Accessing the expression through a view seems to be the expensive part.

spectre-ns commented 9 months ago

This actually a compiler issue. I posted this in the gitter channel as well. If intel can make sense of the view objects, then the other implementations should be able to as well. If you're using MSVC, Clang, or GCC that doesn't help much but it's good to know the optimizations exist.

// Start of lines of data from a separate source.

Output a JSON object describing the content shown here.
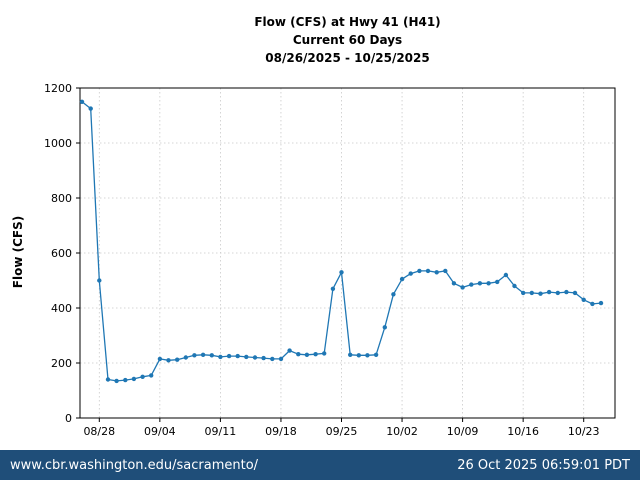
{
  "page": {
    "footer": {
      "url": "www.cbr.washington.edu/sacramento/",
      "timestamp": "26 Oct 2025 06:59:01 PDT",
      "bg_color": "#1f4e79",
      "text_color": "#ffffff"
    }
  },
  "chart_data": {
    "type": "line",
    "title": "Flow (CFS) at Hwy 41 (H41)",
    "subtitle": "Current 60 Days",
    "date_range": "08/26/2025 - 10/25/2025",
    "ylabel": "Flow (CFS)",
    "xlabel": "",
    "ylim": [
      0,
      1200
    ],
    "yticks": [
      0,
      200,
      400,
      600,
      800,
      1000,
      1200
    ],
    "grid": true,
    "legend": "none",
    "line_color": "#1f77b4",
    "marker": "circle",
    "xtick_labels": [
      "08/28",
      "09/04",
      "09/11",
      "09/18",
      "09/25",
      "10/02",
      "10/09",
      "10/16",
      "10/23"
    ],
    "xtick_indices": [
      2,
      9,
      16,
      23,
      30,
      37,
      44,
      51,
      58
    ],
    "x": [
      "08/26",
      "08/27",
      "08/28",
      "08/29",
      "08/30",
      "08/31",
      "09/01",
      "09/02",
      "09/03",
      "09/04",
      "09/05",
      "09/06",
      "09/07",
      "09/08",
      "09/09",
      "09/10",
      "09/11",
      "09/12",
      "09/13",
      "09/14",
      "09/15",
      "09/16",
      "09/17",
      "09/18",
      "09/19",
      "09/20",
      "09/21",
      "09/22",
      "09/23",
      "09/24",
      "09/25",
      "09/26",
      "09/27",
      "09/28",
      "09/29",
      "09/30",
      "10/01",
      "10/02",
      "10/03",
      "10/04",
      "10/05",
      "10/06",
      "10/07",
      "10/08",
      "10/09",
      "10/10",
      "10/11",
      "10/12",
      "10/13",
      "10/14",
      "10/15",
      "10/16",
      "10/17",
      "10/18",
      "10/19",
      "10/20",
      "10/21",
      "10/22",
      "10/23",
      "10/24",
      "10/25"
    ],
    "values": [
      1150,
      1125,
      500,
      140,
      135,
      138,
      142,
      150,
      155,
      215,
      210,
      212,
      220,
      228,
      230,
      228,
      222,
      225,
      225,
      222,
      220,
      218,
      215,
      215,
      245,
      232,
      230,
      232,
      235,
      470,
      530,
      230,
      228,
      228,
      230,
      330,
      450,
      505,
      525,
      535,
      535,
      530,
      535,
      490,
      475,
      485,
      490,
      490,
      495,
      520,
      480,
      455,
      455,
      452,
      458,
      455,
      458,
      455,
      430,
      415,
      418
    ]
  }
}
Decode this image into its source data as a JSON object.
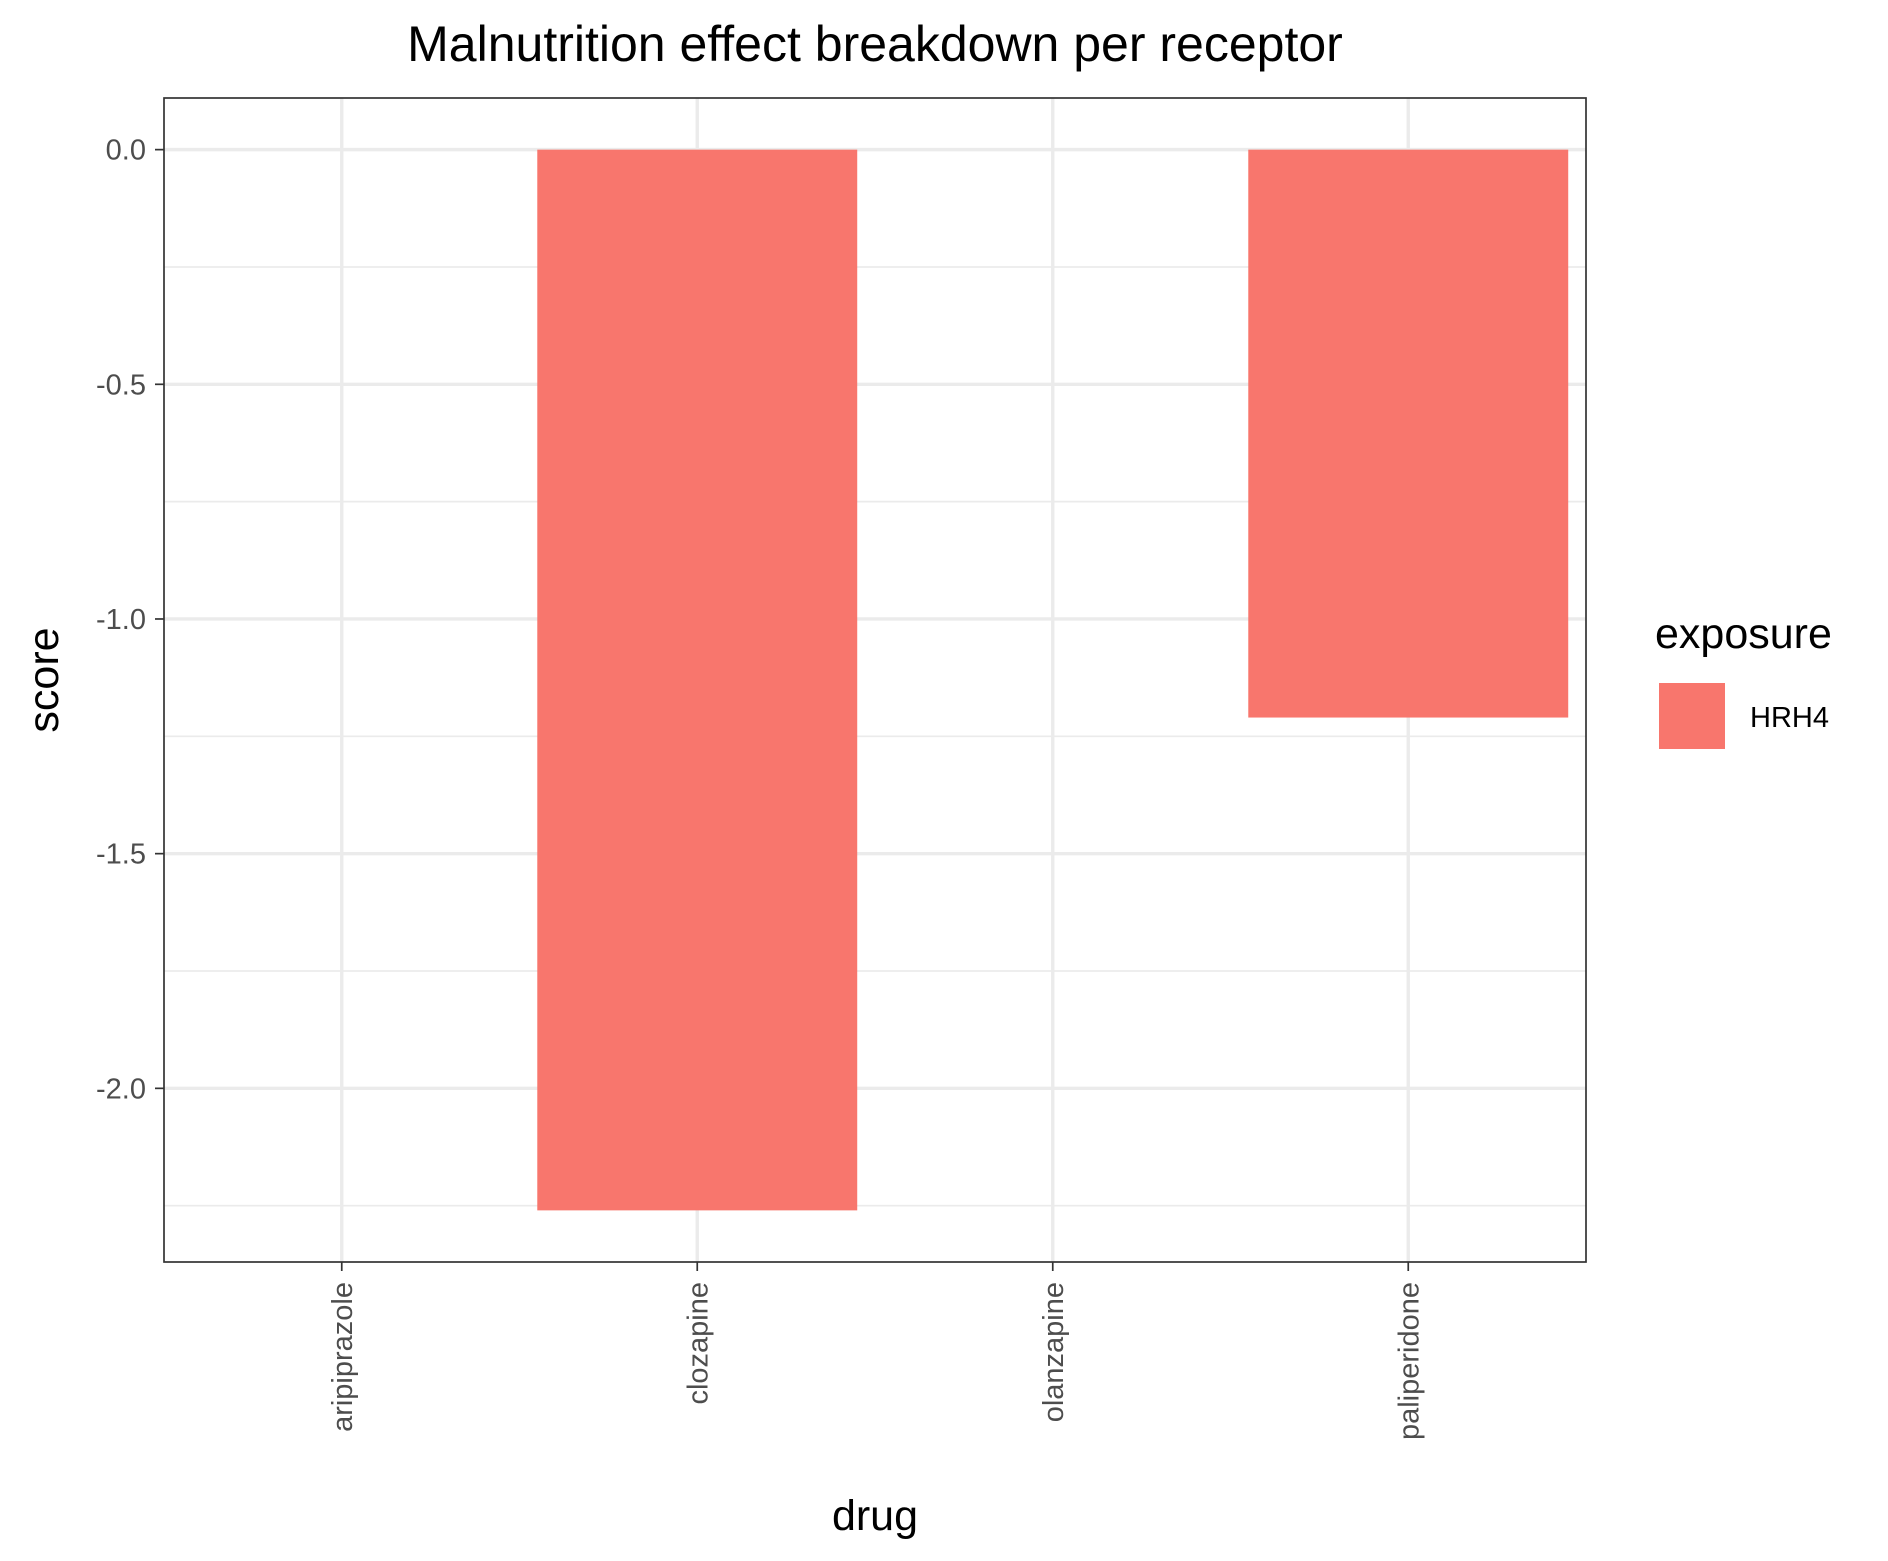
{
  "chart_data": {
    "type": "bar",
    "title": "Malnutrition effect breakdown per receptor",
    "xlabel": "drug",
    "ylabel": "score",
    "categories": [
      "aripiprazole",
      "clozapine",
      "olanzapine",
      "paliperidone"
    ],
    "series": [
      {
        "name": "HRH4",
        "values": [
          0,
          -2.26,
          0,
          -1.21
        ],
        "color": "#F8766D"
      }
    ],
    "ylim": [
      -2.37,
      0.11
    ],
    "y_ticks": [
      0.0,
      -0.5,
      -1.0,
      -1.5,
      -2.0
    ],
    "y_tick_labels": [
      "0.0",
      "-0.5",
      "-1.0",
      "-1.5",
      "-2.0"
    ],
    "grid": true,
    "legend": {
      "title": "exposure",
      "placement": "right"
    }
  }
}
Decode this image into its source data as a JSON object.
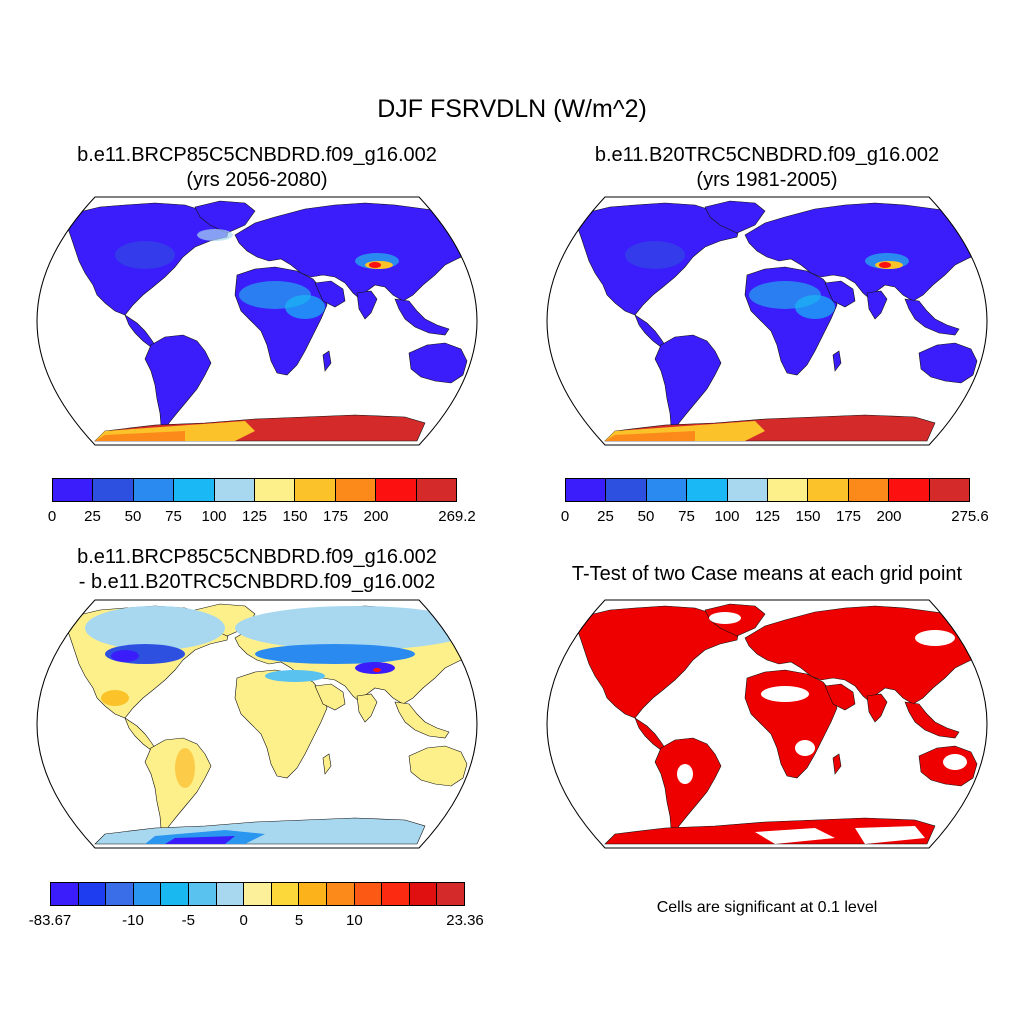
{
  "title": "DJF FSRVDLN (W/m^2)",
  "panels": [
    {
      "line1": "b.e11.BRCP85C5CNBDRD.f09_g16.002",
      "line2": "(yrs 2056-2080)"
    },
    {
      "line1": "b.e11.B20TRC5CNBDRD.f09_g16.002",
      "line2": "(yrs 1981-2005)"
    },
    {
      "line1": "b.e11.BRCP85C5CNBDRD.f09_g16.002",
      "line2": "- b.e11.B20TRC5CNBDRD.f09_g16.002"
    },
    {
      "line1": "T-Test of two Case means at each grid point"
    }
  ],
  "colorbars": [
    {
      "colors": [
        "#3a1dfa",
        "#2e50e0",
        "#2a8af0",
        "#1ab8f5",
        "#a8d8f0",
        "#fdf08a",
        "#fcc22a",
        "#fc8a1a",
        "#fc1010",
        "#d42a2a"
      ],
      "labels": [
        "0",
        "25",
        "50",
        "75",
        "100",
        "125",
        "150",
        "175",
        "200",
        "269.2"
      ]
    },
    {
      "colors": [
        "#3a1dfa",
        "#2e50e0",
        "#2a8af0",
        "#1ab8f5",
        "#a8d8f0",
        "#fdf08a",
        "#fcc22a",
        "#fc8a1a",
        "#fc1010",
        "#d42a2a"
      ],
      "labels": [
        "0",
        "25",
        "50",
        "75",
        "100",
        "125",
        "150",
        "175",
        "200",
        "275.6"
      ]
    },
    {
      "colors": [
        "#3a1dfa",
        "#1e3cf0",
        "#3a6ee8",
        "#2a96f0",
        "#1ab8f0",
        "#5ac2ee",
        "#a8d8f0",
        "#fdf09a",
        "#fcd83a",
        "#fcb21a",
        "#fc8a1a",
        "#fc5a14",
        "#fc2a10",
        "#e01010",
        "#d42a2a"
      ],
      "labels": [
        "-83.67",
        "-10",
        "-5",
        "0",
        "5",
        "10",
        "23.36"
      ]
    }
  ],
  "significance_note": "Cells are significant at 0.1 level",
  "colors": {
    "land_low": "#3a1dfa",
    "antarctica_high": "#d42a2a",
    "significant": "#ee0000"
  }
}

In MSVC with /O2 /Ob2 /arch:avx512 USING XSIMD SIMD SIZE: 8

USING XSIMD SIMD SIZE: 8

case 1: 38.3063ms case 2a: 114.402ms case 2b: 35.6107ms case 2c: 92.7817ms case 3a: 106.946ms case 3b: 35.6352ms case 3c: 102.884ms

With Intel 2023 DPC++/C++ Optimizing Compiler using equivalent flags: USING XSIMD SIMD SIZE: 8

case 1: 38.7353ms case 2a: 45.1576ms case 2b: 40.1831ms case 2c: 30.8375ms case 3a: 35.3932ms case 3b: 37.2431ms case 3c: 27.0555ms

spectre-ns commented 1 month ago

@tdegeus @razorx89 I have done more digging and the root cause of the bad performance is actually here: https://github.com/xtensor-stack/xtensor/blob/8c0a484f04eccd0dbc0e25eb58a97de000fb048b/include/xtensor/xview.hpp#L226

Thus, all views of xfunctions are pessimistically assigning using a stepper rather than a linear or strided assign. They are linearly assigned when assigned directly to a container however.

This also eliminates the possibility of using SIMD acceleration. I don't see any reason why xfunctions which already have linear assignment cannot have linearly assigned views. The has_data_interface attribute seems very intertwined into the xview interface so it could take a while to figure out.